In de bovenstaande case wordt alles anders. Er is geen vastgelegde ronde. Er is geen voorafgaandelijke uitgestippelde structuur. Er is alleen maar een proces. Een proces dat er voor zorgt wanneer er een pakje in het systeem bovenwater komt, er een match gemaakt wordt met een potentiële chauffeur. Dat kan vandaag A zijn, morgen B en de route kan over knooppunt X of Y lopen. Het voornaamste is te begrijpen dat er geen uitgedokterd vastliggend spinnenweb is om de pakjes door te schuiven. Het is een fluïd systeem dat zich aanpast aan de noodwendigheden van het moment. Het mechanisme wordt het proces, niet het proces zelf is het mechanisme. En het proces is in wezen compleet digitaal, met enkele noodzakelijke fysieke onderdelen. We kunnen helaas het pakje nog niet naar de eindbestemming beamen, zoals Star-Trek ons al decennia laat verhopen.
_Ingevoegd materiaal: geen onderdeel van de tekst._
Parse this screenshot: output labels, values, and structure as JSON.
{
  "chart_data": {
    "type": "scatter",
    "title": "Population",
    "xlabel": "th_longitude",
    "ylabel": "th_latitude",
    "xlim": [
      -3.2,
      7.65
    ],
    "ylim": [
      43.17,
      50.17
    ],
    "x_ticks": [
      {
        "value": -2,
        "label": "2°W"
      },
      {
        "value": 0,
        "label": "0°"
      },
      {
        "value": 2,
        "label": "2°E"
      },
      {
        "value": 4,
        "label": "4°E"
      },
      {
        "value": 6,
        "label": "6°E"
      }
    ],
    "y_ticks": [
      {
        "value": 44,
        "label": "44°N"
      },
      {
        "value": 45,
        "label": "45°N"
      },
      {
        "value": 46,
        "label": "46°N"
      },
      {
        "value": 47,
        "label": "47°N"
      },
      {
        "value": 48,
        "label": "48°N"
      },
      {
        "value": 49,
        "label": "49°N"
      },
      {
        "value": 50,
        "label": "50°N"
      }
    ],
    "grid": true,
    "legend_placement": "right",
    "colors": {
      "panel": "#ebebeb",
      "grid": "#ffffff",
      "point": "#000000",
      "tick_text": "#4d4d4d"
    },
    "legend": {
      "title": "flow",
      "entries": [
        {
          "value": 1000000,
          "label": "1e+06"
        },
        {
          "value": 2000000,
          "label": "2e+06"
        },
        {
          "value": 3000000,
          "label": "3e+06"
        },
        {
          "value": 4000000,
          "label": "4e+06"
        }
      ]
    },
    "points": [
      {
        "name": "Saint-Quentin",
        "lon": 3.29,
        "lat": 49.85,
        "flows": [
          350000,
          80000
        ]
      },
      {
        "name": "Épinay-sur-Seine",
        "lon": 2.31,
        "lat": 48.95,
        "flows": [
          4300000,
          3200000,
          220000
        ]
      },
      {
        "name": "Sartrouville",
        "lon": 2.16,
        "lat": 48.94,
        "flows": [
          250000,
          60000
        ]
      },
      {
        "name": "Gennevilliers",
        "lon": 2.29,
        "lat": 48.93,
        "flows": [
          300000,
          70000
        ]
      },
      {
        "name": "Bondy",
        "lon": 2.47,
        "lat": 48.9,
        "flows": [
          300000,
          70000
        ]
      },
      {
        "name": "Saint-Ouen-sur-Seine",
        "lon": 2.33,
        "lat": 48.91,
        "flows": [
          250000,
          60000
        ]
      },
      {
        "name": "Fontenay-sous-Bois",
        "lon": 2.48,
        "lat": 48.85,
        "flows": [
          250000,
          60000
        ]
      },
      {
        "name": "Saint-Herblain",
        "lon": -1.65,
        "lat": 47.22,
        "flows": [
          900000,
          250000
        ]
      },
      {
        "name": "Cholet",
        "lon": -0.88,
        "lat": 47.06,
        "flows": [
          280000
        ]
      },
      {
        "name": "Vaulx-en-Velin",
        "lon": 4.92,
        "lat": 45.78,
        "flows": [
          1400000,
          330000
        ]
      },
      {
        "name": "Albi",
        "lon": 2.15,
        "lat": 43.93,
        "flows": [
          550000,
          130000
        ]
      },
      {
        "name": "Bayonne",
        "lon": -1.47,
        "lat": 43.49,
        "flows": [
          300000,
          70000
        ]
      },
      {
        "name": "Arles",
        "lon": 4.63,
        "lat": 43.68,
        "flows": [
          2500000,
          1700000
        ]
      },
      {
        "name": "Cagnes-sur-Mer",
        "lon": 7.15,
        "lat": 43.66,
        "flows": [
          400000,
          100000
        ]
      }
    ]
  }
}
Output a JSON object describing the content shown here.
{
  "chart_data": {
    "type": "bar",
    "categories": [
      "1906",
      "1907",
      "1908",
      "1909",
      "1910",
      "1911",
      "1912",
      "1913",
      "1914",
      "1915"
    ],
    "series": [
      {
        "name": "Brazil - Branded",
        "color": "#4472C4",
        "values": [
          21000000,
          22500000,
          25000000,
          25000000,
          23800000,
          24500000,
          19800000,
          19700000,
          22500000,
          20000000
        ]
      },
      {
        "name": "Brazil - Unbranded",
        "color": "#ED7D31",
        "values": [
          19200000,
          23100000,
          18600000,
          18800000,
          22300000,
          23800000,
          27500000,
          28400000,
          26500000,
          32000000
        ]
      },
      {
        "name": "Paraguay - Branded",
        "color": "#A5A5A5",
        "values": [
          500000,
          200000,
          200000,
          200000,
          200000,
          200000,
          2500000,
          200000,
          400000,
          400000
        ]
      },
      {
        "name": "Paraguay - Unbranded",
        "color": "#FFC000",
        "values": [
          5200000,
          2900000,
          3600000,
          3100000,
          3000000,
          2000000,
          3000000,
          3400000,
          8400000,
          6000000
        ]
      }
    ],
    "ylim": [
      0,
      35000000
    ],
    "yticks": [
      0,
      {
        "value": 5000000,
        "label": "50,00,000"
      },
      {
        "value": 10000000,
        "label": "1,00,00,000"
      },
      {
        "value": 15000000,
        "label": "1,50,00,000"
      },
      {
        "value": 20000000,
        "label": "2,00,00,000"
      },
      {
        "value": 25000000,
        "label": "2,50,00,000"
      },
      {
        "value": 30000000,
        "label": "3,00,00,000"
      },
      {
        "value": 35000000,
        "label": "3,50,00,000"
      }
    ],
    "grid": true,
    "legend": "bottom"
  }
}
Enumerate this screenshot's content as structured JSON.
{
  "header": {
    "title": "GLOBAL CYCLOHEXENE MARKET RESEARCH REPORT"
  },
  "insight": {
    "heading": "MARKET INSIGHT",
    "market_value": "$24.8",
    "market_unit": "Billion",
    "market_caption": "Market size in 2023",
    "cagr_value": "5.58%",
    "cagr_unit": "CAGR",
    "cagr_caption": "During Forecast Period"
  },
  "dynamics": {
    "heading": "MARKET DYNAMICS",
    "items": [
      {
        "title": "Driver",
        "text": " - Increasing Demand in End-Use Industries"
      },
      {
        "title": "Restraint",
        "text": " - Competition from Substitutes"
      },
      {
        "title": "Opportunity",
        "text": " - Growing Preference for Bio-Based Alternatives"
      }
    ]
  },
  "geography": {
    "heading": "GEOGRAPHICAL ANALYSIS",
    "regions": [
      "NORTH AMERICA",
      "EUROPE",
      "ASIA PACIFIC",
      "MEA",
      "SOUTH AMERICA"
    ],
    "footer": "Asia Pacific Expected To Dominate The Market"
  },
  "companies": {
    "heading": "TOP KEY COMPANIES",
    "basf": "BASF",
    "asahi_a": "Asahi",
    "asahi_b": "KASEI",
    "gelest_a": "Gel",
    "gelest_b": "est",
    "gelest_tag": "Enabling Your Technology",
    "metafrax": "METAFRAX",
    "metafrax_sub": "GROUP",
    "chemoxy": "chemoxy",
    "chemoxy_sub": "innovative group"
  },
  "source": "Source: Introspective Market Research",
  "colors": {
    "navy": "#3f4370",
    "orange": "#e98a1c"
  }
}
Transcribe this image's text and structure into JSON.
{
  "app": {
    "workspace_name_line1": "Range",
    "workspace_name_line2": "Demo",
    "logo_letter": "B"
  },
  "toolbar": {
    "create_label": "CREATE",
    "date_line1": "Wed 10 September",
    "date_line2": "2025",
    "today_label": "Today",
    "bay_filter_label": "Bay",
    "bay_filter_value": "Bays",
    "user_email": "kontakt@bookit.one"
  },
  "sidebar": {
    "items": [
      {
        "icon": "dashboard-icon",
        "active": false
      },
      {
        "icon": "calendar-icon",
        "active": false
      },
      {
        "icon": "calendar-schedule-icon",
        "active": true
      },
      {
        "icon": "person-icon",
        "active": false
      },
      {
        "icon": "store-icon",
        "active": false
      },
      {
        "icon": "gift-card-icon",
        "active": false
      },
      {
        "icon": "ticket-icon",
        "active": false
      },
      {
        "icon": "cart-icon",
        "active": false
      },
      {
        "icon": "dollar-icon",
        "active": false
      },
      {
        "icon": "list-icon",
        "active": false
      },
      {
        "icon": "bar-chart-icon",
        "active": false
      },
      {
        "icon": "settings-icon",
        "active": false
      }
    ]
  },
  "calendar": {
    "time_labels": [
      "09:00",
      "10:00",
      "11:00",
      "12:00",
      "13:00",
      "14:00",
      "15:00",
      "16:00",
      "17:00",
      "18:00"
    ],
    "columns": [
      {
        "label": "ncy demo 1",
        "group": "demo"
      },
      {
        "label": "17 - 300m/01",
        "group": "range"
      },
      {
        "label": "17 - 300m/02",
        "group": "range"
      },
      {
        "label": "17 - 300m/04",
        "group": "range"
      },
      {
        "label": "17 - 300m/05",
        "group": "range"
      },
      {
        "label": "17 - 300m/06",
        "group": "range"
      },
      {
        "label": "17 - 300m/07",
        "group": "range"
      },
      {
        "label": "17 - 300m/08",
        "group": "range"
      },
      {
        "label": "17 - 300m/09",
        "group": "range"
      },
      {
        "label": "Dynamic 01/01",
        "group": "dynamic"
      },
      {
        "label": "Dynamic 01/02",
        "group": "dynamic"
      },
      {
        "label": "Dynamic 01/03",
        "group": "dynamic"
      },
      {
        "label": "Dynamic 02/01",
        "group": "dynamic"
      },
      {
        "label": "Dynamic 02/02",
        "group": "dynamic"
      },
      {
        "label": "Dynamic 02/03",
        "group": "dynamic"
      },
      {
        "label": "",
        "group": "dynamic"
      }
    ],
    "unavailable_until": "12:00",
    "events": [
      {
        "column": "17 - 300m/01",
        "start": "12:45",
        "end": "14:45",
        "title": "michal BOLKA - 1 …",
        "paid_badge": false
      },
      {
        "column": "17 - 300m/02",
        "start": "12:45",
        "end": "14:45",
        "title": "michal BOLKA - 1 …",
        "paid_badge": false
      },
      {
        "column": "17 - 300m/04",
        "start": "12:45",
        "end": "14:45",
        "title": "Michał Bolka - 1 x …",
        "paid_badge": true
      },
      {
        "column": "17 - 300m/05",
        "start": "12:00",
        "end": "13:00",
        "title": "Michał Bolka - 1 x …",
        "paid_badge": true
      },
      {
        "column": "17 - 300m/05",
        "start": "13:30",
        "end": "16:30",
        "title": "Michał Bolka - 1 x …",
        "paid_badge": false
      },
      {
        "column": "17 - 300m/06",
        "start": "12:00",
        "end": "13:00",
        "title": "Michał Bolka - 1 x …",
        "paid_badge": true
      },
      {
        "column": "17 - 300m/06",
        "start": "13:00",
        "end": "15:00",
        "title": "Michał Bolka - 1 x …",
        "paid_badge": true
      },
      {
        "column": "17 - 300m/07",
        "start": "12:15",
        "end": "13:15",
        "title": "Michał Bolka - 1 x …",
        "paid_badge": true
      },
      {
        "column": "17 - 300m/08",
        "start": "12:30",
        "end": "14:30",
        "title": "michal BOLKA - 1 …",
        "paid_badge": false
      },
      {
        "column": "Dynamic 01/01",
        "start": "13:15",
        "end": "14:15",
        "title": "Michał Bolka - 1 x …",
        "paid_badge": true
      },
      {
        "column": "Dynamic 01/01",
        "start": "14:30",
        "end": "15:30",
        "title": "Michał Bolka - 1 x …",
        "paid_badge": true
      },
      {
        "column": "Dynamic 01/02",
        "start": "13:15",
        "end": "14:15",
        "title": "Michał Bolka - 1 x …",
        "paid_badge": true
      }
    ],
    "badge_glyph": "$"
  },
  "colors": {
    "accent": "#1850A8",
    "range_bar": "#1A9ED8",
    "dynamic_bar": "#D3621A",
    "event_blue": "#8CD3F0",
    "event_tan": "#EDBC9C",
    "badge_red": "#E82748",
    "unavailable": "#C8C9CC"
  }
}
Consument wordt deel van het proces
Er is nog een element dat het proces dat in deze case voorligt uniek maakt. We weten reeds lang dat de consument steeds meer deel uitmaakt van de procesketen en bijhorende supply-chain. Niet alleen door te bestellen, maar ook door de mogelijkheid om producten zelf te configureren via productsamenstellers. Denk bijvoorbeeld aan een kledingstuk waarbij de klant kiest welk motief er op moet geborduurd worden. Daar kruipt de klant op in de keten van de leverancier. Maar verder had hij of zij geen invloed op het uitvoeren van de operaties. Nu met deze methodiek gaat de klant – niet echt de klant zelf, maar een substituut – ook nog zorg dragen voor het pakjesuitleverend deel van het proces. En zo wordt de klant nog een stukje meer deel van de procesketen.